On October 17, 2011, Sharif family members filed the writ petition. The writ petition, amongst other things, sought the quashment of the reference.
On October 18, 2011, a division bench of the Lahore High Court, comprising of Justice Ijaz ul Ahsan (before his elevation to the top court) and Justice Abdul Waheed Khan halted the accountability court from proceeding on the matter.
A notice was issued to the attorney general for Pakistan, NAB and other respondents for further hearing.
However, the bench noted that the stay would not affect the application filed by the NAB for the revival of the proceedings.
A division bench of the LHC, comprising of Justice Imtiaz Ahmad and Justice Muhammad Farrukh Irfan Khan allowed the writ petition and quashed the reference unanimously.
However, Justice Imtiaz Ahmad in the ultimate sentence of the judgment "clarified that the NAB authorities are competent to proceed against Sharif family members if the investigation is again initiated in accordance with law”.
Justice Muhammad Farrukh Irfan Khan did not agree with the addition of the clarification because the observation was uncalled for in the writ petition filed to quash the reference.
In view of the difference of opinion with regard to the matter of reinvestigation or fresh investigation, Justice Sardar Muhammad Shamim Khan was appointed as the referee judge who agreed with the opinion of Justice Muhammad Farrukh Irfan Khan.
"[The] reinvestigation of the reference, after about 13 years of filing of it, would be contrary to the scheme of aforesaid law during the hearing NAB did not make any request for allowing them to re-investigate the matter, therefore, there was no reason for making such an observation,” he noted.
The petition for leave to appeal has assailed the entire judgment of the division bench and of the referee judge with regard to the quashment of the reference and the majority view with regard to the matter of reinvestigation.
Interestingly, NAB decided not to file appeal against LHC majority judgment in the apex court.
However, in pursuance of the Panamagate proceedings, NAB filed a petition against the LHC majority judgment.
In December 2017, a three-judge bench of the apex court, led by Justice Mushir Alam and comprising Justice Qazi Faez Isa and Justice Mazhar Alam Miankhel, rejected the NAB appeal against the LHC judgment.
Justice Isa, while authoring the judgment, noted that the judges of the LHC were justified to quash the reference.

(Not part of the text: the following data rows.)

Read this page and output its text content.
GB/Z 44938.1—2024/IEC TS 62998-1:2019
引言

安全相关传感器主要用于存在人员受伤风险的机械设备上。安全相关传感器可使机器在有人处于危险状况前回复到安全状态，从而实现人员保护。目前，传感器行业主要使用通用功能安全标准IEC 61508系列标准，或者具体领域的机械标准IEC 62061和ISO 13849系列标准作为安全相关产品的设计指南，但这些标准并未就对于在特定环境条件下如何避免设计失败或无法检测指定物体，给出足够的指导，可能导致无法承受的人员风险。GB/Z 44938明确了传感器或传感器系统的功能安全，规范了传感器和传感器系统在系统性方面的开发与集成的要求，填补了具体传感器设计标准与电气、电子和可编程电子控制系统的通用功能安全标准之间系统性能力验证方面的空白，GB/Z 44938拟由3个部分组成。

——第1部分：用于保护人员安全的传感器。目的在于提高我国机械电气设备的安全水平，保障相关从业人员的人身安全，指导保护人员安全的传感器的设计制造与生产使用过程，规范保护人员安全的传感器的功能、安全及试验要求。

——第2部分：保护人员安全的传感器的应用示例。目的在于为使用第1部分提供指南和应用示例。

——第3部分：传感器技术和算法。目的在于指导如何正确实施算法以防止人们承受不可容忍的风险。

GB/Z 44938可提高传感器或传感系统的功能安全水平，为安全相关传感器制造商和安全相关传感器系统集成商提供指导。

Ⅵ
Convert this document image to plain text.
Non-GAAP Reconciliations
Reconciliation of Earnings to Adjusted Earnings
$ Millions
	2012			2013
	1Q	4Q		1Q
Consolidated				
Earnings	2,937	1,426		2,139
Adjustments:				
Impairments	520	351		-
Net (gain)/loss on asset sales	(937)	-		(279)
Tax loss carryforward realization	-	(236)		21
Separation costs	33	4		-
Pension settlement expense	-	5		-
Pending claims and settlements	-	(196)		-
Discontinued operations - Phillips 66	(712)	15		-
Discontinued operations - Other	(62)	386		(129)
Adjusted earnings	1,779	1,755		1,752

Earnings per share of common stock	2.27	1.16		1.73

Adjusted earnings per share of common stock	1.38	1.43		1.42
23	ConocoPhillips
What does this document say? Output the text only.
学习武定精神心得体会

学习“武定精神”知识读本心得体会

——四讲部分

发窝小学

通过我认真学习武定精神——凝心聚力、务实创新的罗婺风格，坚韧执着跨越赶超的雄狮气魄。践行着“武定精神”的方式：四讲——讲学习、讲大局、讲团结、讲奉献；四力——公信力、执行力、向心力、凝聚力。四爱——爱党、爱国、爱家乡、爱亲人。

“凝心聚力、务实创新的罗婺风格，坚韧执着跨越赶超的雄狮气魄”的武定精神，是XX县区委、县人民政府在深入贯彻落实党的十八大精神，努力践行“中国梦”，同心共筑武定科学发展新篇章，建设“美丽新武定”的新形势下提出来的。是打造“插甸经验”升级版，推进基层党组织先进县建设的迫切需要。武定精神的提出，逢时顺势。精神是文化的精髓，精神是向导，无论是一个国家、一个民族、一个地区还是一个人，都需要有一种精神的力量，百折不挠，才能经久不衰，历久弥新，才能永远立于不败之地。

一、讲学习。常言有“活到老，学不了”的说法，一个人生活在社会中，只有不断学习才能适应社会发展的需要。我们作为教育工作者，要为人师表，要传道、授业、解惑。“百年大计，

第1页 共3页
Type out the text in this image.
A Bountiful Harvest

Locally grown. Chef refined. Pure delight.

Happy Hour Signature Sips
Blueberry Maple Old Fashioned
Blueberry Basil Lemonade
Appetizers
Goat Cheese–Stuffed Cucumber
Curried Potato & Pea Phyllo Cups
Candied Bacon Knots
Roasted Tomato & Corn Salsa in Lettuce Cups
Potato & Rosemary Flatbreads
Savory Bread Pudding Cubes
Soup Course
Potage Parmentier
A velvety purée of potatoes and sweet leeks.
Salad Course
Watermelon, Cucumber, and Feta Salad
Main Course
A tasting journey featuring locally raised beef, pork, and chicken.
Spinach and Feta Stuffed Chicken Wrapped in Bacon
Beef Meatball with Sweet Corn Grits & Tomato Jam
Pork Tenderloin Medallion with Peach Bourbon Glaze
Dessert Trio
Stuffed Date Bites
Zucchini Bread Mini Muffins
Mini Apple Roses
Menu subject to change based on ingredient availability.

Once it was quashed, the question of reinvestigation did not arise.
"Fortuitously for NAB, one judge permitted reinvestigation, even though NAB had not requested it; the matter of reinvestigation is mentioned in the very last sentence of his judgment. The judge also gave no reason why he permitted reinvestigation. We also agree with the reasons articulated by the learned judge's learned brethren who did not agree with him on the matter of reinvestigation. Under such circumstances, other than to procrastinate still further the agony of respondents Nos. 1 to 9, [Sharif family] no purpose will be served to condone the unreasonable and unjustified delayed filing of the petition,” the judgment read.
Published in The Express Tribune, May 13th, 2021.